According to Tucker and Grim — who are also a married couple — the project began about eight years ago when former Dean of the Yale School of the Environment Peter Crane encouraged them to develop an online hybrid model for their courses. As Tucker explained to the News, the hybrid structure, which emphasized thorough preparation outside of class followed by in-person discussions, provided “some of the most stimulating classes we have taught in 50 years of teaching.”
Tucker and Grim set out to apply this model to a much larger audience through the Yale Forum on Religion and Ecology, utilizing the existing online resources they had compiled for use in their courses as well as conducting interviews with forum advisors and religious leaders, compiling readings and filming lectures.
Graduate students and research associates were also brought on as members of their team to help compile additional research, refine course materials for a broader audience and aid in the construction of the courses themselves.
Among those involved in the project was research associate for the Yale Forum on Religion and Ecology Samuel King DIV ’21, who explained the balance between accessibility and depth that the team sought to maintain.
“One of the challenges of building the MOOCs was honoring the internal diversity of religions while making them accessible and engaging for a broad global audience,” King said. “And because the content is so wide-ranging, we had to make a concerted effort to balance various perspectives from scholars, religious leaders, and environmentalists.”
In addition to forum advisors, graduate students and research associates, those involved with the project also emphasized the support they received from Associate Director of Digital Education Matthew Reynolds of the Poorvu Center for Teaching and Learning. Their two most recent course releases have a combined recent viewership of approximately 7,700, according to Coursera.

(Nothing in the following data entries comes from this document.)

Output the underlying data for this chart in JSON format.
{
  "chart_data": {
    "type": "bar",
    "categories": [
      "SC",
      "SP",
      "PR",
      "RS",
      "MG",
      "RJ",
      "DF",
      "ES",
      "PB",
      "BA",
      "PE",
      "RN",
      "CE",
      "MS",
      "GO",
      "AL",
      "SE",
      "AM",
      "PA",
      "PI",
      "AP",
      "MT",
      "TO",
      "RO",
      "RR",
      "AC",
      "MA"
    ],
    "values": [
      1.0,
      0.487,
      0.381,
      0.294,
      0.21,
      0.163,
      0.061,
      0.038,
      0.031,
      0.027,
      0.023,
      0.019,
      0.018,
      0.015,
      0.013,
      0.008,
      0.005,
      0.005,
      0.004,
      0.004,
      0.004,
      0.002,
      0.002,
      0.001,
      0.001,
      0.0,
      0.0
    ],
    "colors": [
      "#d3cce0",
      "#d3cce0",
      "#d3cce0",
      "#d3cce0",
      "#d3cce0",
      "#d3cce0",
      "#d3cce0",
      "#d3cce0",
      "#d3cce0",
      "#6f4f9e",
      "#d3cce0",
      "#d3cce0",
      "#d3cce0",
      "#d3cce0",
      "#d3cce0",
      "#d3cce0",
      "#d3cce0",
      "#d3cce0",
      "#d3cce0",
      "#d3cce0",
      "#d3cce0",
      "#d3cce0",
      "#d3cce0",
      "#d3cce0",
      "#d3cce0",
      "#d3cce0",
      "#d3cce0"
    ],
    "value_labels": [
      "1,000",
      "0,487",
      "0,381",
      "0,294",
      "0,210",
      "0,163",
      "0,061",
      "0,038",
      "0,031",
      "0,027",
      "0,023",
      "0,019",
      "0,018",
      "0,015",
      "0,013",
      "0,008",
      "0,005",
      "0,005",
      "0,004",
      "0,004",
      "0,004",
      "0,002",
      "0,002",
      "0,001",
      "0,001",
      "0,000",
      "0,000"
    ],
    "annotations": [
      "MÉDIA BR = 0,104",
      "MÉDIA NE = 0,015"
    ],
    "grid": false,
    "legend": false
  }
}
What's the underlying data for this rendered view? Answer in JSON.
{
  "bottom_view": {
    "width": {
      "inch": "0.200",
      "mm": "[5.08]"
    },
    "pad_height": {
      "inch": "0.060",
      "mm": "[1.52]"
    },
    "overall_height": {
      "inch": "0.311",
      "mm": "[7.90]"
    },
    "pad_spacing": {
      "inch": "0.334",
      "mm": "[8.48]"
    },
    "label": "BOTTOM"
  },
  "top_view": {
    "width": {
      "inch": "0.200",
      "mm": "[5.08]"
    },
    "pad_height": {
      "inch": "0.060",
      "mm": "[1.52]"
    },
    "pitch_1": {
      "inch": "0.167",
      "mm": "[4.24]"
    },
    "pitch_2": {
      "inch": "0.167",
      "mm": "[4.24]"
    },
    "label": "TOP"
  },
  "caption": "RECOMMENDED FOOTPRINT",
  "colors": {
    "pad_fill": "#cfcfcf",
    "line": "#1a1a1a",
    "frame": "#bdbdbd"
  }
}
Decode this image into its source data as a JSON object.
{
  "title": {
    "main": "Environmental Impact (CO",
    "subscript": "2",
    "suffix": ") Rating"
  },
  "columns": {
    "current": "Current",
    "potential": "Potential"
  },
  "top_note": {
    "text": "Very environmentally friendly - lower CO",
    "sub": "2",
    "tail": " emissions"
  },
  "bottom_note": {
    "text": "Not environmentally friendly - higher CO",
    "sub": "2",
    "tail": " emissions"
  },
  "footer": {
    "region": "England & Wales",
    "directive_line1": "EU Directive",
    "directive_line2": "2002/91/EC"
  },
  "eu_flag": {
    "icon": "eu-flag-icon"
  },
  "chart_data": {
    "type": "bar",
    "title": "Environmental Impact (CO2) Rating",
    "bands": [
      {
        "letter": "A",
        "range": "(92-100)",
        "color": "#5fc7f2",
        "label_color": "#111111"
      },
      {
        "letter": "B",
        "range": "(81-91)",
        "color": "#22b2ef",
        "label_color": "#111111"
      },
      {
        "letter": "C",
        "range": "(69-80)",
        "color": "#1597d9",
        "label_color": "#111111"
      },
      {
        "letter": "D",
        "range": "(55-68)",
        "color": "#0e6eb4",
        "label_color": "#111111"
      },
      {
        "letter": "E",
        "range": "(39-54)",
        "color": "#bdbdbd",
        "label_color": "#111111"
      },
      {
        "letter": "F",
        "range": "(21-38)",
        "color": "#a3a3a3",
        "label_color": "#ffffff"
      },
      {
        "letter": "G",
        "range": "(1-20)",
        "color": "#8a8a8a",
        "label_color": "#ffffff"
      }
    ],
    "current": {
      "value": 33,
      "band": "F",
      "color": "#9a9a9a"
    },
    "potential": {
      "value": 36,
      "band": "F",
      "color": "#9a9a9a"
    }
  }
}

Earlier this month, five of the courses were released under a specialization titled “Religions and Ecology: Restoring the Earth Community.” This specialization contains an introduction to religion and ecology followed by four courses which explore Indigenous, South Asian, East Asian and Western religions and their respective relationships with ecology. In addition to this specialization, there is another course titled, “Christianity and Ecology,” which explores the contributions of Catholic, Orthodox and Protestant Christianity to ecology.
To provide feedback for those taking the courses, Tucker and Grim have asked students who are informed on the religious traditions of a given course to act as online community mentors. In this role, mentors will provide feedback to course participants and answer their questions, maintaining a component of discussion throughout the courses despite their asynchronous nature.
Anna Thurston, a research associate for the Yale Forum on Religion and Ecology and the forum liaison for the Faith for Earth Initiative led by the United Nations Environment Program,
acknowledged the influence, both good and bad, religion had throughout the world and considered its impact on the way billions of people around the world think.
“The world’s religious traditions are incredibly complex and long-lasting, and their influence infuses so much of our culture worldwide, whether you’re religious, spiritual, not religious, it’s there,” she said. “That complexity, beauty and the presence of religious worldviews to color how people engage with the world around them, I think that is really powerful.”